Parsons turned left, leading them towards a classical temple front, now visible on a knoll, facing the house. They climbed the stone steps of the plinth up to a row of four columns supporting the pediment. Tall glass-panelled doors formed an opening in the stone facade. Parsons pulled out a thick bunch of keys and, with some difficulty, unfastened the lock.
‘I’d better hang on to that key, Mr Parsons,’ Kathy said. ‘Why don’t you wait out here with my colleague while the constable shows me round? I’d like you to think over the sequence of exactly what you did before and after discovering the body, so we can take a statement from you.’r />
Parsons nodded and removed his cap to wipe his forehead with his sleeve. His hair was lank, sandy-coloured, thinning on top. It was plastered to his head with recent sweat.
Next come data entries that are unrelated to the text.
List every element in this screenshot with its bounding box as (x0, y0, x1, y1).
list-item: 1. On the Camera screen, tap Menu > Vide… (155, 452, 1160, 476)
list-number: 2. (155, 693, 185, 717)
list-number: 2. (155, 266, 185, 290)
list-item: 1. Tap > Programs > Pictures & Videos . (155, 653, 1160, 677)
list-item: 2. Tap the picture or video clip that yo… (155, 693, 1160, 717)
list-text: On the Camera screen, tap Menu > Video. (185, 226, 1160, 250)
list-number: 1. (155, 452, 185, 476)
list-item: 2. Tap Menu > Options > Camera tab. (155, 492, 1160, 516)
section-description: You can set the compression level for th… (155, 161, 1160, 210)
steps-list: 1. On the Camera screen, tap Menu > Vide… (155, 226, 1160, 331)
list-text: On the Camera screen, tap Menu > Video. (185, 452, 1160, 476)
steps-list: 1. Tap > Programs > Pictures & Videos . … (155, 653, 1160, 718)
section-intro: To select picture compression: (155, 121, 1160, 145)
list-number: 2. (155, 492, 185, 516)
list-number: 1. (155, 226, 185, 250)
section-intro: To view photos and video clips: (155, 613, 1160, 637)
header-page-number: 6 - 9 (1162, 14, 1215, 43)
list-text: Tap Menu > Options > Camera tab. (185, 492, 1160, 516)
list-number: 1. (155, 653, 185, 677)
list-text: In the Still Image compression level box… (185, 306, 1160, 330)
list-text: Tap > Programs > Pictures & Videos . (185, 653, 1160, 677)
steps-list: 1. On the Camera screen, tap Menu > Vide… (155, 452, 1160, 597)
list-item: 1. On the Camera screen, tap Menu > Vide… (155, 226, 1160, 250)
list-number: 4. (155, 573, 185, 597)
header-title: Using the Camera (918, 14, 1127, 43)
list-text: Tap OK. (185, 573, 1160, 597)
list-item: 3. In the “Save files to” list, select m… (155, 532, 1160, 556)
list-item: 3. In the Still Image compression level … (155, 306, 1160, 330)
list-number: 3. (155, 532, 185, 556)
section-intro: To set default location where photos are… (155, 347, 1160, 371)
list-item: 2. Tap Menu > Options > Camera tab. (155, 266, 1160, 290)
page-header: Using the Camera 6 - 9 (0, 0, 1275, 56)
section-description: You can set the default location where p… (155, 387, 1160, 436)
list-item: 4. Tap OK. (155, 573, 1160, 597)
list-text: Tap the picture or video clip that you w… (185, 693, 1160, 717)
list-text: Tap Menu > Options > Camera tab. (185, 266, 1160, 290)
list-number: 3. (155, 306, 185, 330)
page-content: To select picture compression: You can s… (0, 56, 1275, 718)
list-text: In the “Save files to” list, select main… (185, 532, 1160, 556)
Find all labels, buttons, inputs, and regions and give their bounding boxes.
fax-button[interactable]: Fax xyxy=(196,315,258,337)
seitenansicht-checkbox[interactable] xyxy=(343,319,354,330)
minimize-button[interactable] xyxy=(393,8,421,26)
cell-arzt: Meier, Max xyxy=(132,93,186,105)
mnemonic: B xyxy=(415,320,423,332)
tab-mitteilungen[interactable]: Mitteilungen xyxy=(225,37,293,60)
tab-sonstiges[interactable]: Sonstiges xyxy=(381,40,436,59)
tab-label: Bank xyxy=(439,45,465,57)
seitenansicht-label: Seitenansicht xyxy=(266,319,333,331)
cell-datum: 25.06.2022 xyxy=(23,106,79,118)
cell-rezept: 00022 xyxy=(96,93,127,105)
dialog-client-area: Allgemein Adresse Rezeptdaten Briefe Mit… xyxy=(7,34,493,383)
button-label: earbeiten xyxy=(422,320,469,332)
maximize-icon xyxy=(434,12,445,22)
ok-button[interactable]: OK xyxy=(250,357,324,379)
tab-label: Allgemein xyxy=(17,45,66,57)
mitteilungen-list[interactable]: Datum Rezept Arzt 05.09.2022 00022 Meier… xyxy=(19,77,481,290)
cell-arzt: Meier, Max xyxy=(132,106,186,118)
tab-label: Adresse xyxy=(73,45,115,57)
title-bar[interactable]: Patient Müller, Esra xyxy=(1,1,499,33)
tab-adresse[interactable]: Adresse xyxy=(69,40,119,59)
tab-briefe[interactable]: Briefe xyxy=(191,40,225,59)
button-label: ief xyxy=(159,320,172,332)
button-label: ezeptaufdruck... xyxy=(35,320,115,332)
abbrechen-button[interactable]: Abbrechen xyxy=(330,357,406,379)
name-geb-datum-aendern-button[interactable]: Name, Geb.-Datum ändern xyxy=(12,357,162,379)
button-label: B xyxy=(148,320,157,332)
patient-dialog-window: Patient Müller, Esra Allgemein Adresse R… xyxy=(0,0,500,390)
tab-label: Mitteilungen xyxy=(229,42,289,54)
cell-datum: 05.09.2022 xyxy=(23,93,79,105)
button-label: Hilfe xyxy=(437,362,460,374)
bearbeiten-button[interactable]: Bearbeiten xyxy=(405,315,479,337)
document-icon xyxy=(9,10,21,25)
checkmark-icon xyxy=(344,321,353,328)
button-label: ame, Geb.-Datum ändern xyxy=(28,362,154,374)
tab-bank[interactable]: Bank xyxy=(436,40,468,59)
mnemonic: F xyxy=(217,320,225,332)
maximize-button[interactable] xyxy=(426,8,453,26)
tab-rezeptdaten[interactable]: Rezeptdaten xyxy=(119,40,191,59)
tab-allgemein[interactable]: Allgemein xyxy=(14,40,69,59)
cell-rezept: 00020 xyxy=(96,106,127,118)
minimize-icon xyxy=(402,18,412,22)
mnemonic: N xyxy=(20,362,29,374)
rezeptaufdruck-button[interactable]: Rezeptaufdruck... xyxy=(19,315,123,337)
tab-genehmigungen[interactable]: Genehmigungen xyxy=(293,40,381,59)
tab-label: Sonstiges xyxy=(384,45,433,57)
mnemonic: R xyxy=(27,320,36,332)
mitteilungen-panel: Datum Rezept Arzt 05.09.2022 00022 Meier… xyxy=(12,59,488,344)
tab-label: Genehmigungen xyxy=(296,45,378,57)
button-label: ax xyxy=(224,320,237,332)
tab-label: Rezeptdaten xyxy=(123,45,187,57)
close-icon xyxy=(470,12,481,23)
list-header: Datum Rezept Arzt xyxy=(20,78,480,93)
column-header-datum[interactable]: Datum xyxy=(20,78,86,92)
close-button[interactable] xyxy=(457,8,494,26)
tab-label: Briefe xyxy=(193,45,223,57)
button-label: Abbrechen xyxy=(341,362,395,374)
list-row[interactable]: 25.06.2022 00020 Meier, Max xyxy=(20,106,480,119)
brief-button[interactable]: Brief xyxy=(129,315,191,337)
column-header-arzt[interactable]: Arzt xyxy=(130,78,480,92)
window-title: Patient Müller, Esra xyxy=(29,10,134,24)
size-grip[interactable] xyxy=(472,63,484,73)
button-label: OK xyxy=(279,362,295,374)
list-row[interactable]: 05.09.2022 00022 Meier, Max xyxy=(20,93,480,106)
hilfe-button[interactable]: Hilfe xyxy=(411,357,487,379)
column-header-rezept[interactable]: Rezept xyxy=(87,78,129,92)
The interior of the temple was lit by a dim green light. It smelled strongly of damp and mould, and the air was warmer than the outdoor chill. Rows of wooden chairs were set out on each side of a central aisle within the narrow chamber, whose walls were lined with columns and panels of marble -dark green and black and, in a few places, the startling blue of lapis lazuli. Overhead a plain vault ran the length of the building and was punctured towards the far end by a dome with a small lantern toplight in its centre.
Kathy and the patrol officer walked down the aisle until they stood beneath the dome. In front, a brass rail separated them from what in a church would have been the chancel. Here, however, Kathy was surprised to find that the floor was cut away, revealing a lower chamber. On the wall on the far side of the void hung a large oil painting, so faded that Kathy had to peer to make out the figure of a naked youth on an open hillside, gesturing towards a glowing cloud. Puzzled, she looked round, her eyes coming to rest on the series of heavy brass gratings set into the marble floor. With a shock she realized that the biggest one, on which she was standing, was cast in the pattern of a large swastika. A red nylon rope was looped round the centre of the broken cross.
‘That’s where he is,’ the uniformed man murmured. ‘Under your feet.’
‘Oh.’ Kathy’s voice echoed up into the dome. ‘How do we get down there?’
He took her to one side of the chamber, where a door opened into a narrow spiral staircase leading to the lower level.
‘Aren’t there any lights?’ Her voice sounded muffled within the stone shaft.
‘Apparently the wiring is dodgy - they’ve cut everything off except one small light at the organ console, and a heating circuit to keep the damp out of the organ chamber. Watch your step at the bottom here.’ He flashed his torch at the stone floor at her feet. She was now standing in the lower chamber, below the oil painting.